CLOUD COMPUTING

Gartner: New security demands arising for virtualization, cloud computing

Jun 23, 2011 05:31 pm | Network World
by Ellen Messmer

NATIONAL HARBOR, Md. -- The rush toward virtualization of internal enterprise computing resources and cloud computing can have many advantages, such as server consolidation, but it's largely outracing traditional security and identity management practices. That's leaving huge gaps, a sense of chaos and questions about where security products and services should be applied in the world of multi-vendor virtual-machine (VM) hypervisors.

"Virtualization will radically change how you secure and manage your computing environment," Gartner analyst Neil MacDonald said this week at the annual Gartner Security and Risk Management Summit. "Workloads are more mobile, and more difficult to secure. It breaks the security policies tied to physical location. We need security policies independent of network topology."

Gartner estimates almost half of x86-based server workloads are virtualized today, with VMware the clear market leader, but with Microsoft Hyper-V on the rise and Citrix a contender. Gartner advocates that enterprises plan to move to a private-cloud architecture. But at the same time, the consultancy acknowledged management tools and security really haven't risen to meet the occasion.

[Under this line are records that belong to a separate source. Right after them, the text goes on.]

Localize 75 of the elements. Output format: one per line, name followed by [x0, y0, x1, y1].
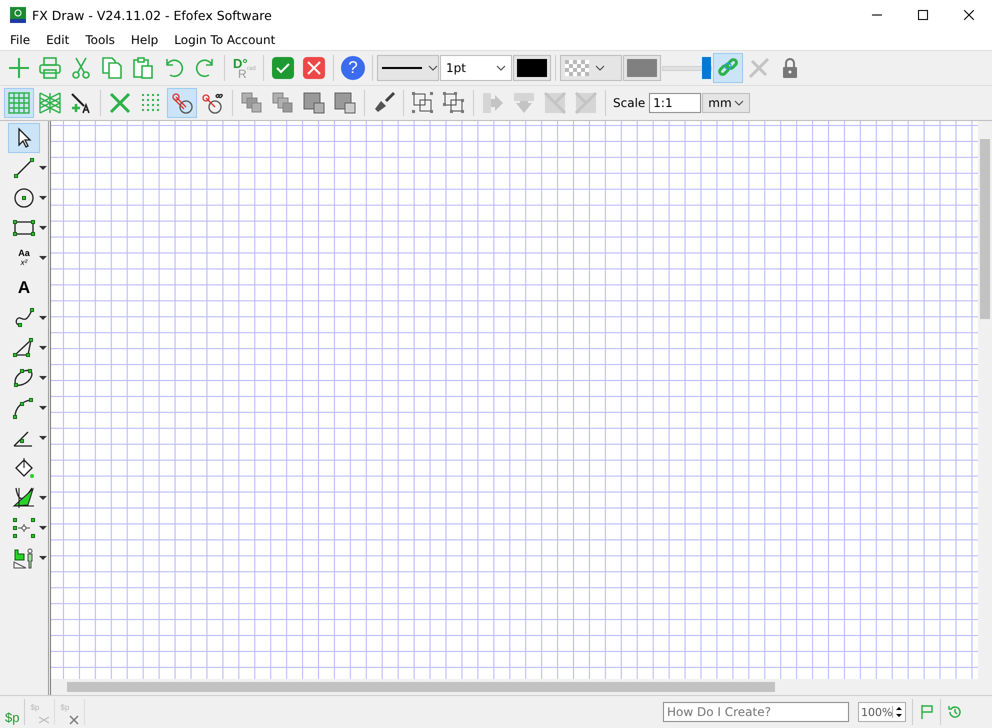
chevron-down-icon [734, 100, 744, 106]
chevron-down-icon [595, 65, 605, 71]
isometric-grid-icon [38, 91, 62, 115]
line-style-dropdown[interactable] [377, 55, 439, 81]
close-icon [302, 56, 326, 80]
history-icon [946, 704, 962, 720]
dropdown-arrow-icon[interactable] [39, 406, 47, 410]
menu-item[interactable]: Edit [38, 30, 78, 50]
ungroup-icon [442, 91, 466, 115]
paste-icon [131, 56, 155, 80]
cross-icon [69, 715, 80, 725]
grid-icon [7, 91, 31, 115]
dropdown-arrow-icon[interactable] [39, 196, 47, 200]
paint-brush-icon [372, 91, 396, 115]
menu-item[interactable]: File [2, 30, 38, 50]
units-dropdown[interactable]: mm [702, 93, 750, 113]
line-width-dropdown[interactable]: 1pt [440, 55, 512, 81]
delete-icon [108, 91, 132, 115]
circle-tool-icon [12, 186, 36, 210]
snap-infinity-icon [201, 91, 225, 115]
close-icon [964, 10, 974, 20]
maximize-icon [918, 10, 928, 20]
snap-icon [170, 91, 194, 115]
arc-tool-icon [12, 396, 36, 420]
diagonal-arrow-icon [574, 91, 598, 115]
new-icon [7, 56, 31, 80]
dropdown-arrow-icon[interactable] [39, 526, 47, 530]
dropdown-arrow-icon[interactable] [39, 346, 47, 350]
text-style-tool[interactable]: Aa x² [8, 243, 40, 273]
text-tool[interactable]: A [8, 273, 40, 303]
checker-pattern-icon [565, 60, 589, 76]
window-title: FX Draw - V24.11.02 - Efofex Software [32, 8, 272, 22]
dropdown-arrow-icon[interactable] [39, 436, 47, 440]
graph-tool-icon [12, 486, 36, 510]
dropdown-arrow-icon[interactable] [39, 226, 47, 230]
dropdown-arrow-icon[interactable] [39, 256, 47, 260]
dropdown-arrow-icon[interactable] [39, 556, 47, 560]
send-backward-icon [271, 91, 295, 115]
menu-item[interactable]: Tools [77, 30, 123, 50]
check-icon [271, 56, 295, 80]
shuffle-icon [39, 715, 50, 725]
flag-icon [918, 704, 934, 720]
help-search-field[interactable]: How Do I Create? [663, 702, 849, 722]
zoom-spinner[interactable]: 100% [858, 702, 906, 722]
scale-label: Scale [612, 96, 646, 110]
bring-to-front-icon [302, 91, 326, 115]
arrow-right-icon [481, 91, 505, 115]
send-to-back-icon [333, 91, 357, 115]
cross-icon [747, 56, 771, 80]
fill-color-swatch[interactable] [623, 55, 661, 81]
dropdown-arrow-icon[interactable] [39, 376, 47, 380]
copy-icon [100, 56, 124, 80]
pointer[interactable] [8, 123, 40, 153]
structure-tool-icon [12, 516, 36, 540]
diagonal-arrow-icon [543, 91, 567, 115]
menu-item[interactable]: Login To Account [166, 30, 284, 50]
line-tool-icon [12, 156, 36, 180]
triangle-tool-icon [12, 336, 36, 360]
print-icon [38, 56, 62, 80]
dropdown-arrow-icon[interactable] [39, 316, 47, 320]
app-icon [10, 7, 26, 23]
line-color-swatch[interactable] [513, 55, 551, 81]
arrow-down-icon [512, 91, 536, 115]
spinner-arrows-icon [895, 706, 904, 718]
scale-field[interactable]: 1:1 [649, 93, 702, 113]
chevron-down-icon [496, 65, 506, 71]
chevron-down-icon [428, 65, 438, 71]
menu-item[interactable]: Help [122, 30, 166, 50]
dropdown-arrow-icon[interactable] [39, 166, 47, 170]
solid-line-icon [382, 66, 422, 70]
group-icon [411, 91, 435, 115]
dropdown-arrow-icon[interactable] [39, 496, 47, 500]
bring-forward-icon [240, 91, 264, 115]
opacity-slider[interactable] [662, 56, 712, 80]
snap-button[interactable] [167, 88, 197, 118]
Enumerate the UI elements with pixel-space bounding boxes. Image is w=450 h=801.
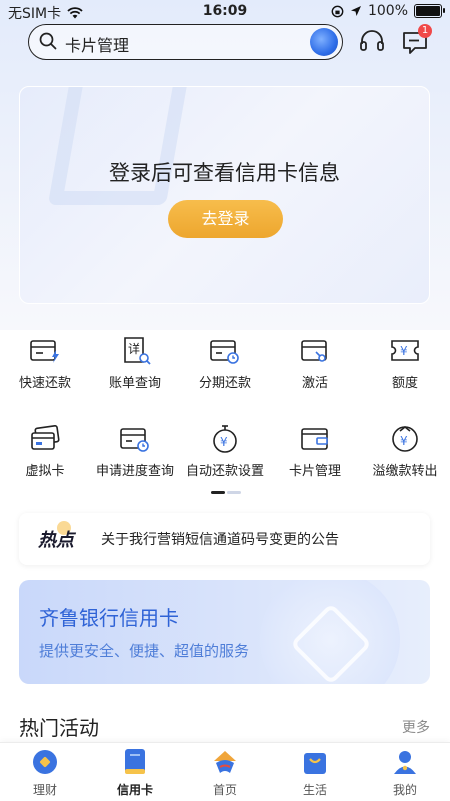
virtual-card-icon [31,425,60,450]
page-indicator [211,491,241,510]
card-clock-icon [210,340,239,364]
service-credit-limit[interactable]: ¥ 额度 [360,336,450,406]
service-label: 溢缴款转出 [372,464,438,479]
svg-text:¥: ¥ [400,434,408,448]
yen-timer-icon: ¥ [213,425,237,453]
tab-label: 首页 [212,783,237,797]
search-bar[interactable]: 卡片管理 [28,24,343,60]
customer-service-icon[interactable] [358,28,386,56]
tab-label: 生活 [302,783,327,797]
tab-bar: 理财 信用卡 首页 生活 我的 [0,742,450,801]
yen-transfer-icon: ¥ [392,425,418,452]
search-input[interactable]: 卡片管理 [65,32,129,56]
card-bolt-icon [30,340,59,363]
promo-banner[interactable]: 齐鲁银行信用卡 提供更安全、便捷、超值的服务 [19,580,430,684]
search-icon [39,32,57,50]
location-arrow-icon [350,6,361,16]
banner-subtitle: 提供更安全、便捷、超值的服务 [39,642,250,660]
service-bill-query[interactable]: 详 账单查询 [90,336,180,406]
service-label: 卡片管理 [288,464,341,479]
service-label: 激活 [301,376,328,391]
service-label: 自动还款设置 [185,464,264,479]
service-label: 账单查询 [108,376,161,391]
battery-icon [414,4,445,18]
bill-search-icon: 详 [124,337,151,365]
service-virtual-card[interactable]: 虚拟卡 [0,424,90,494]
card-progress-icon [120,428,149,452]
service-quick-repay[interactable]: 快速还款 [0,336,90,406]
tab-label: 理财 [32,783,57,797]
banner-title: 齐鲁银行信用卡 [39,606,179,630]
user-profile-icon [394,751,416,774]
tab-home[interactable]: 首页 [180,747,270,798]
tab-life[interactable]: 生活 [270,747,360,798]
orientation-lock-icon [331,5,344,17]
service-label: 额度 [391,376,418,391]
login-prompt-title: 登录后可查看信用卡信息 [109,161,340,185]
service-label: 快速还款 [18,376,71,391]
status-bar: 无SIM卡 16:09 100% [0,0,450,24]
wallet-icon [301,428,328,450]
service-card-management[interactable]: 卡片管理 [270,424,360,494]
tab-wealth[interactable]: 理财 [0,747,90,798]
service-auto-repay[interactable]: ¥ 自动还款设置 [180,424,270,494]
svg-text:¥: ¥ [400,344,408,358]
battery-percent: 100% [367,3,408,19]
credit-card-book-icon [125,749,145,774]
notification-badge: 1 [418,24,432,38]
svg-text:详: 详 [128,341,140,356]
card-activate-icon [301,340,327,362]
tab-credit-card[interactable]: 信用卡 [90,747,180,798]
login-card: 登录后可查看信用卡信息 去登录 [19,86,430,304]
tab-label: 我的 [392,783,417,797]
service-label: 申请进度查询 [95,464,174,479]
section-title: 热门活动 [19,716,99,740]
service-label: 虚拟卡 [25,464,65,479]
home-logo-icon [214,751,236,773]
wealth-coin-icon [33,750,57,774]
announcement-bar[interactable]: 热点 关于我行营销短信通道码号变更的公告 [19,513,430,565]
more-link[interactable]: 更多 [402,717,430,737]
card-decoration [47,87,191,205]
shopping-bag-icon [304,753,326,774]
yen-ticket-icon: ¥ [391,340,419,361]
announcement-text[interactable]: 关于我行营销短信通道码号变更的公告 [101,529,339,549]
service-label: 分期还款 [198,376,251,391]
tab-mine[interactable]: 我的 [360,747,450,798]
svg-text:¥: ¥ [220,435,228,449]
service-application-progress[interactable]: 申请进度查询 [90,424,180,494]
service-activate[interactable]: 激活 [270,336,360,406]
assistant-logo-icon[interactable] [310,28,338,56]
tab-label: 信用卡 [116,783,153,797]
service-installment[interactable]: 分期还款 [180,336,270,406]
service-overpayment-transfer[interactable]: ¥ 溢缴款转出 [360,424,450,494]
login-button[interactable]: 去登录 [168,200,283,238]
hot-tag: 热点 [38,530,74,551]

GARTNER ANALYSIS: IT should be planning, moving to private clouds

"The hypervisor will be less secure than the physical systems they replace," MacDonald said. "The integrity of that bottom layer is paramount. The hypervisor layer you don't want compromised."

Today there's often a "lack of visibility and controls on internal VM-to-VM communications," said MacDonald. "Should VM No. 1 be talking to VM No. 3? How do you know they're not attacking? The traffic never comes out onto our physical network." Some companies are willing to live with this uncertainty, others not, MacDonald said.

But it's questions such as these that demand to be addressed to find out what options exist to tackle virtualization and cloud security. In MacDonald's view, there needs to be a wide range of security controls in the VM, such as virtual firewalls, intrusion-prevention systems and antivirus, in addition to load balancers and traffic shapers.

Increasingly, vendors such as Altor, Cisco, Juniper, IBM, Hytrust, HP, Enterasys, McAfee, Catbird, StillSecure, Sourcefire, Reflex Systems and StoneSoft are offering virtual-appliance options for firewalling, monitoring and intrusion-prevention, for example. For the VMware platform, "Check Point has gotten furthest along," said MacDonald. "After a slow start, finally the big security vendors are making progress on their virtual-security controls."